God is in the serious business of miracles. But, even God cannot sway the will of some. If only these people could understand and accept that we must lose our lives to save them.
Seemingly more than anyone, this person needs Jesus, as he said, “For whoever wants to save his life will lose it, but whoever loses his life for me will find it.” (Matthew 16:25) So many go the former way--the way of the world--and this is the way of living Gehenna[1] in comparison to the latter.
Sometimes we do get to see and experience firsthand the miracles God orchestrates in the lives of the ‘especially broken’... sometimes.

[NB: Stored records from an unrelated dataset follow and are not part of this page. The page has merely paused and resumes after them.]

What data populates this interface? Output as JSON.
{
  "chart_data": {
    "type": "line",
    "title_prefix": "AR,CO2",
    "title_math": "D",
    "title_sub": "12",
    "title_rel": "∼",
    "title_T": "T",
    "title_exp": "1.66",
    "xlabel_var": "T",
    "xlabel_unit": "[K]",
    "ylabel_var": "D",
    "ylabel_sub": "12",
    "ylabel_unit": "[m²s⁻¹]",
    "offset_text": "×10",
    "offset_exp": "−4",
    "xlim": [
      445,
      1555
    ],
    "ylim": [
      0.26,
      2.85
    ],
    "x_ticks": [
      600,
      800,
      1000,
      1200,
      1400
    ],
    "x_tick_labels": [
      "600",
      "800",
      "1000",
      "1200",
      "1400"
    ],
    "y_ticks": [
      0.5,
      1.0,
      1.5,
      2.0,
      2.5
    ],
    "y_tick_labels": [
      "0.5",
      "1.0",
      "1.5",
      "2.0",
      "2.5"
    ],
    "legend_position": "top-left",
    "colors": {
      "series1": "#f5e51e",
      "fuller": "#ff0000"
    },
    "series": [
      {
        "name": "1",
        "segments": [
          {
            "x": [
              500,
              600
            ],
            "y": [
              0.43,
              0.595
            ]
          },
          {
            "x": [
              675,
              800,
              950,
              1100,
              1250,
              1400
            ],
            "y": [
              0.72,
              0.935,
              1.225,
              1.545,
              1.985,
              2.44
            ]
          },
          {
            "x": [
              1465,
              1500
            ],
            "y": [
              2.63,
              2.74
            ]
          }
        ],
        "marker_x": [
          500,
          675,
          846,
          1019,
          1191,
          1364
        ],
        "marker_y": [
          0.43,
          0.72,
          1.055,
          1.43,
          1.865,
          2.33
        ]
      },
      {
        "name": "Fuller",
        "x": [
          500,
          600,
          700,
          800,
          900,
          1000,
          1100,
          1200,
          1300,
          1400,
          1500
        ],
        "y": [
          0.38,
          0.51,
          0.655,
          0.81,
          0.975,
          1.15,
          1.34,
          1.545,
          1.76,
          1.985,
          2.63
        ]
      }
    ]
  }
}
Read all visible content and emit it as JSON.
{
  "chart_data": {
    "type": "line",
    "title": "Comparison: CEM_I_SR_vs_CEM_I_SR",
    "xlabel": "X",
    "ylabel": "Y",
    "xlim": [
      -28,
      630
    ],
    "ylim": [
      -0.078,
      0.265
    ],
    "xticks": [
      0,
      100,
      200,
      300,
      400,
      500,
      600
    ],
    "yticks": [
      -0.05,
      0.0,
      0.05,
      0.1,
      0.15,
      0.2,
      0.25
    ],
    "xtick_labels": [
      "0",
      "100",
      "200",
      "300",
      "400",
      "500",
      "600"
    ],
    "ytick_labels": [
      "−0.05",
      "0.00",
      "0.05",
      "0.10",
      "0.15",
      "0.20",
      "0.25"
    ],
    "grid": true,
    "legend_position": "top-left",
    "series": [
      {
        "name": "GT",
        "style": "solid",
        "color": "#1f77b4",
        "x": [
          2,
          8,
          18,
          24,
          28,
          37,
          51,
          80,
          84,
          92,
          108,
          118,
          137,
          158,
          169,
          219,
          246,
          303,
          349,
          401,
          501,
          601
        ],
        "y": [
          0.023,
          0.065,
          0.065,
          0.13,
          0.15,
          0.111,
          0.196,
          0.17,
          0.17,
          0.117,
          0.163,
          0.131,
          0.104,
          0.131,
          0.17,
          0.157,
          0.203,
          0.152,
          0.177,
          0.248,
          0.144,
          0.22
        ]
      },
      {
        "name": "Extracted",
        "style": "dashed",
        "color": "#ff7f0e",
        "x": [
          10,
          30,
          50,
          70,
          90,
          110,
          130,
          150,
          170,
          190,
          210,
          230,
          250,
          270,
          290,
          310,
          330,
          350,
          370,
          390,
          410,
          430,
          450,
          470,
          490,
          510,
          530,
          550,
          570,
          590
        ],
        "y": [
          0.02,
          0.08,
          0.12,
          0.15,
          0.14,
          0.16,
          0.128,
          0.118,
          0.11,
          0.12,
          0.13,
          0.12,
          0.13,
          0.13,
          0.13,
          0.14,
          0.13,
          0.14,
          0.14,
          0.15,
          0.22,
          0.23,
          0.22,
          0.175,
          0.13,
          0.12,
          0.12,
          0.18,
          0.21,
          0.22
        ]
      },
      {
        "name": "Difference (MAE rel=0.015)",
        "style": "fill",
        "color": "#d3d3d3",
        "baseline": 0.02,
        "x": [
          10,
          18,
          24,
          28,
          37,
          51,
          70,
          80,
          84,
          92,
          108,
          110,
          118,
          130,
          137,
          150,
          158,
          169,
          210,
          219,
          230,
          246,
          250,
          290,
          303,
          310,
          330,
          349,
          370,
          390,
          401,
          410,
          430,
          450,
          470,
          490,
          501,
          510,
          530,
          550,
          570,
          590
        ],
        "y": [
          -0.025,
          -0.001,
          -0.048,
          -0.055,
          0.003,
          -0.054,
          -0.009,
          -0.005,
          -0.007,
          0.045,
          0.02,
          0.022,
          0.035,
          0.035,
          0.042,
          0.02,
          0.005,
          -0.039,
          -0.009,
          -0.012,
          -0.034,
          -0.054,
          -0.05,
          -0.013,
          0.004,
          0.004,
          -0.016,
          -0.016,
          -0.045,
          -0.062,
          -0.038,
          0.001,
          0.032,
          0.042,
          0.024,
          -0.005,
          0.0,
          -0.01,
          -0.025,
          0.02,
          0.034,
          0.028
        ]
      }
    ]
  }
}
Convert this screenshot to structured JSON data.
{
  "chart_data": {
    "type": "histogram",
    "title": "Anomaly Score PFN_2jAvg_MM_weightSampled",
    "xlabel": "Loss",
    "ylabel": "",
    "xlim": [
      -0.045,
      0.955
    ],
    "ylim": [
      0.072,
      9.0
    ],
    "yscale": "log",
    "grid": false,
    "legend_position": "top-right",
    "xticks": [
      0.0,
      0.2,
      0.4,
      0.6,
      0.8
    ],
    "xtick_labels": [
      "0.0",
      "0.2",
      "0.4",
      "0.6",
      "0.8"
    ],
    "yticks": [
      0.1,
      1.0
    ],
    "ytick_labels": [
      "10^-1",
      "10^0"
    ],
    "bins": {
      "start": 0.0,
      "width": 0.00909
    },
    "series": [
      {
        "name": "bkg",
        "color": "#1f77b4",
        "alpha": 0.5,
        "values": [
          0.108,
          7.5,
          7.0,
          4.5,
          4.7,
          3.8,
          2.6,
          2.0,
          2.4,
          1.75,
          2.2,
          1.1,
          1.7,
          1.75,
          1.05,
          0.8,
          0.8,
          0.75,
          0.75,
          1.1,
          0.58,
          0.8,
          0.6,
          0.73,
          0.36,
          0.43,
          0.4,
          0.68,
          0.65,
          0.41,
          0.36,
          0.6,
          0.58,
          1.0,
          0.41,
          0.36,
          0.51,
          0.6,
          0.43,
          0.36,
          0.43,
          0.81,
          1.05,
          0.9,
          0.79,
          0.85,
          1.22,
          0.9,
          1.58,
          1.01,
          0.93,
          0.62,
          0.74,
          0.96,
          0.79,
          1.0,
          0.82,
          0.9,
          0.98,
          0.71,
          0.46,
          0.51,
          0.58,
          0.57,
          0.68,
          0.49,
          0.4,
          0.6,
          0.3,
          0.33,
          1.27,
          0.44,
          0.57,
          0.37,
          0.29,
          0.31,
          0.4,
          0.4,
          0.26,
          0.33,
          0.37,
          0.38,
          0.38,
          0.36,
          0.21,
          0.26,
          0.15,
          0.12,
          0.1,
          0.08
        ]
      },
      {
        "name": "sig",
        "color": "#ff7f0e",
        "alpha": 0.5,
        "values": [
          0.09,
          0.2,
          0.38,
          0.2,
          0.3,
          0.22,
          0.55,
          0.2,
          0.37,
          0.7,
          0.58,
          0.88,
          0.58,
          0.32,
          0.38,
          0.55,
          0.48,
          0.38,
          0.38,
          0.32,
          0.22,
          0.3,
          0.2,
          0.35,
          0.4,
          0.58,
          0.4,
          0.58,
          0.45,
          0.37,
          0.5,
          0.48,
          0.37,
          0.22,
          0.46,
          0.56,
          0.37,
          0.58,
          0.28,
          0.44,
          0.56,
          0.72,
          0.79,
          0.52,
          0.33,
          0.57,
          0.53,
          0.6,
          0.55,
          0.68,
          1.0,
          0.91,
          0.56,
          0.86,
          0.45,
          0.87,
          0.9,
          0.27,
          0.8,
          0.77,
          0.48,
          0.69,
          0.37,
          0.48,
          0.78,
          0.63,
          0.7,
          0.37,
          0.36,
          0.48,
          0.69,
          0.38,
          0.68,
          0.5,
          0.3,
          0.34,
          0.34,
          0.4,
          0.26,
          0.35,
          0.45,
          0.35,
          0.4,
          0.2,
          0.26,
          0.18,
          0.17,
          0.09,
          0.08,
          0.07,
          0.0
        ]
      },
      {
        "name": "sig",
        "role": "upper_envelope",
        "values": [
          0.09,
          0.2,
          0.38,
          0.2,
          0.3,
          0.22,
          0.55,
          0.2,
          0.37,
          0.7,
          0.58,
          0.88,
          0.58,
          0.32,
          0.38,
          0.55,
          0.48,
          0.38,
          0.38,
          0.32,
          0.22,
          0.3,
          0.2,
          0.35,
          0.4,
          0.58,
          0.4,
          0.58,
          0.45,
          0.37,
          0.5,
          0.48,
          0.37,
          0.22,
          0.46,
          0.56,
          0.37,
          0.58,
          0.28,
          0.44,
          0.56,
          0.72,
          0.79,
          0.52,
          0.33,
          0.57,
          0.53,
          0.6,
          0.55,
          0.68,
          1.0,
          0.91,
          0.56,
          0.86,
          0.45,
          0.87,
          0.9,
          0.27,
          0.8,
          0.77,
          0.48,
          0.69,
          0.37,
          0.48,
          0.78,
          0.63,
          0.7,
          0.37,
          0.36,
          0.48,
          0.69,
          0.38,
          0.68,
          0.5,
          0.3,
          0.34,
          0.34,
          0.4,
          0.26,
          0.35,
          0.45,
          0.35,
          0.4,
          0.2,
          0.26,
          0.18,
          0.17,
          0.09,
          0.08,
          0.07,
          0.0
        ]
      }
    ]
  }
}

Finding Jesus means finding life, though we must give it up i.e. what we think it is, before we can gain it. We may often find we’ve lived half a lifetime without much of a clue. And then for the very first time we live by Faith.
It’s not too late to call on the name of the Lord, your very personal God. Going to talk to someone who might lead us in that right direction could be the first step.
Copyright © 2009, S. J. Wickham. All Rights Reserved Worldwide.
[1] “Gehenna” means a place or state of misery (Merriam-Webster).